予算コストの中には、転倒などによるバイクの修理・部品交換も入れなければならない。ちまたでは、部品交換で2,000ユーロくらいなどという声もあるが、あり得ない話だという。

MotoGPマシンの転倒による部品交換の内訳

カル・クラッチロー選手

MotoGP・最高峰クラスで、バイク1台の転倒や事故による損出は、およそ15万ユーロから100万ユーロ(約800万円~1,200万円)かかると述べている。

もちろん選手が無事であること、大事故にならないことを祈るしかないが、HRCに1つ分のタンクやラジエーターなどの部品を損傷だけでその値段だ。

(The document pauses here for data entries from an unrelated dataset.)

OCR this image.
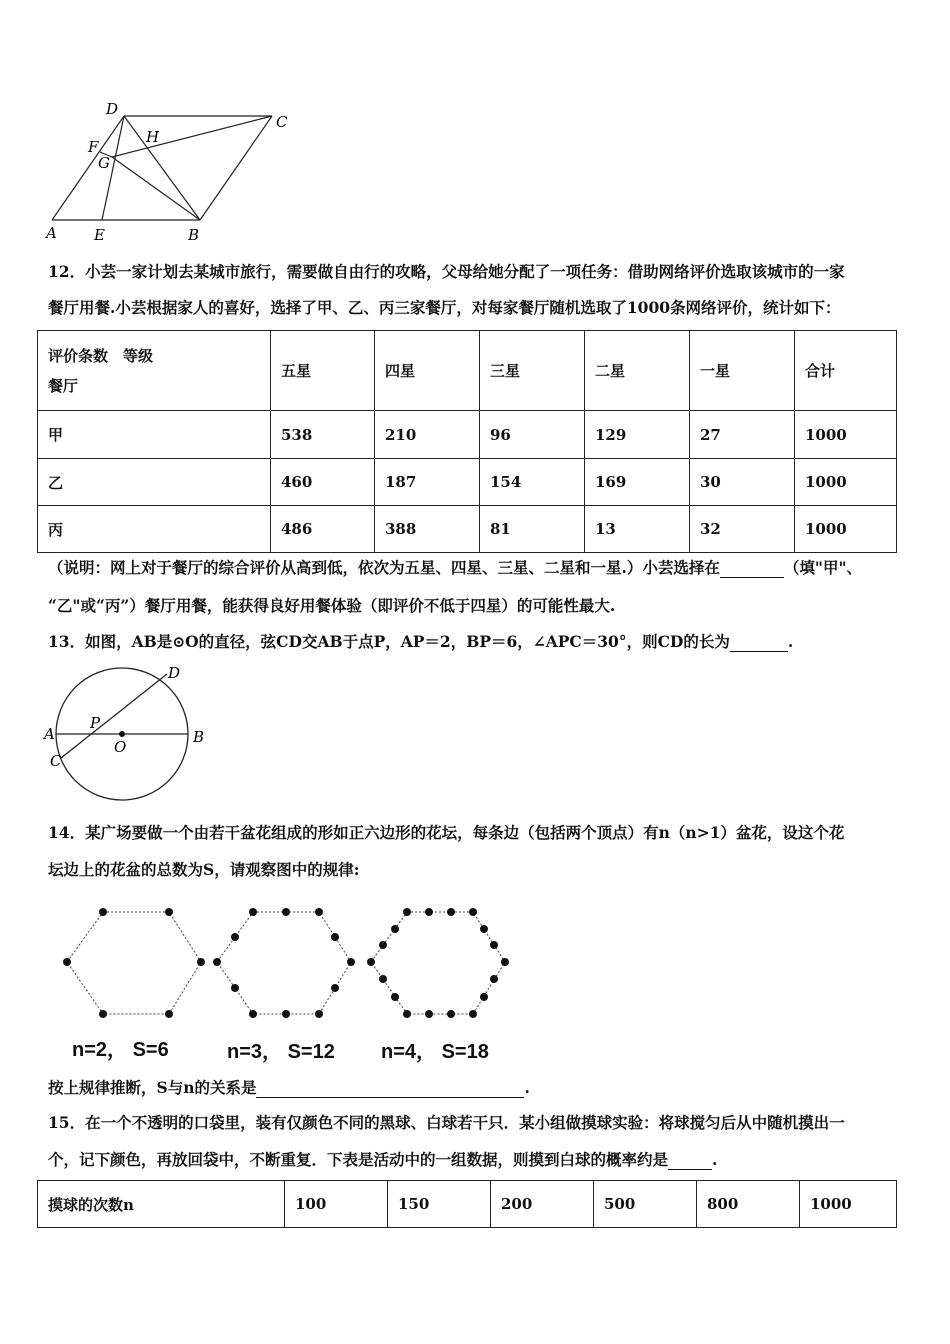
D
C
H
F
G
A E	B
12．小芸一家计划去某城市旅行，需要做自由行的攻略，父母给她分配了一项任务：借助网络评价选取该城市的一家
餐厅用餐.小芸根据家人的喜好，选择了甲、乙、丙三家餐厅，对每家餐厅随机选取了1000条网络评价，统计如下：
评价条数　等级
餐厅	五星	四星	三星	二星	一星	合计
甲	538	210	96	129	27	1000
乙	460	187	154	169	30	1000
丙	486	388	81	13	32	1000
（说明：网上对于餐厅的综合评价从高到低，依次为五星、四星、三星、二星和一星.）小芸选择在	（填"甲"、
“乙"或“丙”）餐厅用餐，能获得良好用餐体验（即评价不低于四星）的可能性最大.
13．如图，AB是⊙O的直径，弦CD交AB于点P，AP＝2，BP＝6，∠APC＝30°，则CD的长为	.
D
A	B
P
O
C
14．某广场要做一个由若干盆花组成的形如正六边形的花坛，每条边（包括两个顶点）有n（n>1）盆花，设这个花
坛边上的花盆的总数为S，请观察图中的规律:
n=2， S=6	n=3， S=12 n=4， S=18
按上规律推断，S与n的关系是	.
15．在一个不透明的口袋里，装有仅颜色不同的黑球、白球若干只．某小组做摸球实验：将球搅匀后从中随机摸出一
个，记下颜色，再放回袋中，不断重复．下表是活动中的一组数据，则摸到白球的概率约是	.
摸球的次数n	100	150	200	500	800	1000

転倒などを起こしたマシンは、一見故障が見受けられなくても、多くの部品を変えなければならない。チームにとっては、金額と時間の両方に損失を受けることになる。

MotoGPで、マシンの「軽い事故」はあり得ない

MotoGPのバイクは、かなりの重量でありスピードも出るため、小さな転倒というものは存在しないのだという。だいたい前方がやられるとフェアリング、ハンドルバーの半分、カーボンパーツなどがほぼすべて損傷する。

カーボンブレーキディスクは、セットで10万ポンド(約135万円)。転倒したとき、砂利などが入り込んでディスクが破損している可能性があり、これは何があっても毎回必ず変えなければならない。

変更しないままだと、ブレーキが利かないなどの危険にさらされるからだ。

マグネシウムホイールは4,000ポンド(約53万円)、タイヤも交換する必要がある。モータースポーツにおけるタイヤは「足」であり、重要なパーツである。公式タイヤであるミシュランのタイヤは比較的薄いため、摩耗している可能性があるからだ。

電子部品にしても、10万円以下はない。

わずかな地面との接触でも、これだけのものが壊れてしまう可能性があるのだという。

マシンが転倒しても99%無事なのは?

もちろんMotoGPのバイクは、300km/毎で走るため機械としてはかなり複雑で精密であり、本体そのものにも多額のコストがかかっている。

それだけに、事故を起こしたときの経済的打撃はチームにとってかなり大きいというわけだ。

ただ、絶対に壊れないのはエンジンだという。どのような転倒でも、99.9%は交換が必要ない。MotoGPでは、シーズン中に使えるエンジンの数が限られているため、エンジンの保護は強靱にできている。

たとえマシンパーツの90%を取り替えなければならなくなっても、エンジンは無傷でそのまま使用できるのだという。実際に解説したMotoGPエンジニアも、転倒でエンジンを変えたことはないと述べている。

マシンの転倒から選手の命を守るMotoGPエンジニアたち

バイク1台にかかる値段は以前にも紹介しているので、ある程度の金額がかかることは想像できるが、一度のスリップや故障で大部分を修理・交換しなければならないとは驚きだ。

MotoGPマシンの値段はいくら?

あらゆるリスクを回避して、早いマシンにすることだけでなく、選手が安全に走れる状態にする、生命に関わる重い責任を背負っていることが分かる。

レース観戦しているとき、応援している選手が転倒するとハラハラするが、チームはもっとハラハラしているに違いない。

普段の努力まではなかなか考えが及ばないものだが、彼らの努力も含めて観戦しよう!